Mümkün olmayınca da, beklersin durursun. İşte bu beklemek ve bu çaresizlikten dolayı da, ne yapacağını ne söyleyeceğini bilemez duruma düşersiniz, birde emperyalist ve bu ülkeyi bölüp Güneydoğu’da, Suriye’nin kuzeyinde bir kukla devlet kurdurmak için, taşeron terörist örgütleri destekleyen ABD’den bir danışmanla, şov yapmaya kalkarsanız, adeta çamura saplanmış bir hal alırsınız. Şu anda verdiğiniz görüntü, bu milletin gözünde bundan başkası değildir. Oysa ki inandırıcı ve güçlü ciddi bir muhalefetin, yapması gereken şey, hep eleştirip, her şeye yanlış deme alışkanlığından vaz geçip, eğriye eğri, doğruya doğru deme basiretidir, ülke için çözüm bekleyen sorunlara çare projeler üretmektir. Lâf yetiştirme cambazlığından ve hakaret dilinden vaz geçmeleridir. Güzel söz, güzel bir dil söylemi iktidar mensupları içinde aynen geçerlidir. Muhalefetin görevi her şeye karşı çıkmak değildir. Ortaya çözümlerini ve projelerini koymalı, tutarlı ve akılcı çözümler üretmelidir.
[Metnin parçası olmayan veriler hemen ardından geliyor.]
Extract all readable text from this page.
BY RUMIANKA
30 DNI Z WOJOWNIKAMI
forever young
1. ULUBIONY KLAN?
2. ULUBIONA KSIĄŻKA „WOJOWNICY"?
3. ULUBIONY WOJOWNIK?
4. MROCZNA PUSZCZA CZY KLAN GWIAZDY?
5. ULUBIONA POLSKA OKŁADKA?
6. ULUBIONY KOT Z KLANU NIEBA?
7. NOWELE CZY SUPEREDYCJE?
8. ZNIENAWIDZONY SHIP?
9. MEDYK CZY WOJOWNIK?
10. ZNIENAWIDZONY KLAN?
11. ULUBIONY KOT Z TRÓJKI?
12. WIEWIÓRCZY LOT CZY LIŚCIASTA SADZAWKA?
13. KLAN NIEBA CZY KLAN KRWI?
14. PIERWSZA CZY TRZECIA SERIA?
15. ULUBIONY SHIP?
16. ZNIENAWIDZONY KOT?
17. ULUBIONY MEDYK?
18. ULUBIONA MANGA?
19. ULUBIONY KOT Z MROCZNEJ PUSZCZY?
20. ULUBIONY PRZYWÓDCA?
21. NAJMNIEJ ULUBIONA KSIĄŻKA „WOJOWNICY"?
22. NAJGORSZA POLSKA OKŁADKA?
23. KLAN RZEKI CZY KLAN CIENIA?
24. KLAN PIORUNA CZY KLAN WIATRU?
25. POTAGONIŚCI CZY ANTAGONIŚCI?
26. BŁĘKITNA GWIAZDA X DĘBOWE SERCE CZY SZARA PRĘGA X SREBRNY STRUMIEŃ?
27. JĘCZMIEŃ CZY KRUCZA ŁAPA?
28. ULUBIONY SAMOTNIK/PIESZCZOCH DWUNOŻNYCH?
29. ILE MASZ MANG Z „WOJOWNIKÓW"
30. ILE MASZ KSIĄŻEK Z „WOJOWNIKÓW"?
Daha iyisini, daha faydalısını ortaya koymalıdır. Seçimler yaklaştıkça, partiler programlarını ve nasıl bir vizyon ortaya koyacaklarını da açıklamaya başladılar. Türkiye’mizin seçmeninin dikkatle göz kulak olduğu, benimde dikkatle dinlediğim ve değerlendirdiğim CHP’nin ortaya koyduğu ve açıklama yaptığı vizyon programından gördüğüm kadarıyla, Türkiye’nin sosyal demokrat, halkçı, işçinin emekçinin, memurun, esnafın dar gelirlinin ve de vatandaşının sorunlarına çare olacak ve kendini iktidara taşıyacak bir siyasi partinin, üstelik en büyük ana muhalefet partisinin, ülkenin çözülememiş sorunlarını çözecek ve vatandaşına çare olacak bir program açıklaması beklenirken, o toplantıdaki büyük sahne ekranlarından, ABD’den danışman olarak ilan edilen bir kişinin kurtarıcı gibi taktım edilmesi ve biz bu ülkenin sorunlarını beraber çözeceğiz diyerek, sizlerin vasıtası ile Türk seçmenine konuşması, bu partinin çareyi onda ve oralarda araması, bizim seçmenimize, asla ama asla güven verici bir tablo değildir. Bu tablo ile bu millete güçlü bir görüntü vermediniz. Bu ülkenin sosyal demokrat partisi bu değildir. Bu görüntü sizi iktidara taşımaz. Bir zamanların “goo home America” pankartlarını taşıyan ve altıncı filoya “defol git” diyenlerin, ne büyük bir aşınmaya ve revizyona maruz kaldıklarını bu tablo ve bu görüntü ile bariz bir şekilde gördük. ülkenin yönetimine talip olan, sosyal demokrat bir partinin bu tavrı ve bu pozisyonu ile, ne durumlarda olduğunu görmek, tüm samimiyetimle ifade ediyorum ki;

“Bu ülkede inançlara saygılı, adaletten, halktan, emekçiden, işçiden köylüden, yana olan, bu ülkenin sorunlarına çare üretebilen, eğriye eğri doğruya doğru, ülkemizi dış emperyalist ve onun taşeron bölücü hain uşaklarına karşı, dışa bağımlılıktan kurtaracak, dışa bağımlı olmayacak, güçlü sol bir partiye şiddetle ihtiyaç vardır” diyen ve bu şekilde düşünen insanlarımızı hayâl kırıklığına uğratmıştır. Bu görünüş ve bu tabloyla, bu millete ve bu halka sizi iktidara taşıyacak bir güven veremediniz. Güçlü, inandırıcı  bir güven vermediğiniz zaman, değil altı, on parti de bir araya gelseniz bu mümkün gözükmüyor.

Ancak; sürekli iktidarın açıkları ve yanlışları üzerinden siyaset yapmak, onların doğru yaptıklarını da görmemek, eğriye eğri doğruya doğru diyememek, kendi projelerini ve iktidarın yapamadığını ben şöyle yapacağım diyerek, dışa bağımlı değil kendi gücümüzü kullanarak, sorunlarımızı çözeceğiz diyerek, bu ülkenin ne kadar dış ve iç, hain bölücü terörist düşmanları varsa, biz onlarla mücadelemizi her yerde her zaman kararlı bir şekilde sürdüreceğiz diyerek, bu halkın desteğini alabilir ve tek başınıza iktidar olma şansını yakalayabilirsiniz.

Aksi halde bu millet, bölücü hain ve onların ağa babalarından medet uman hiç bir siyasi partiye, bu büyük Türkiye’yi ve Türk milletini idare etme yetkisi asla vermez.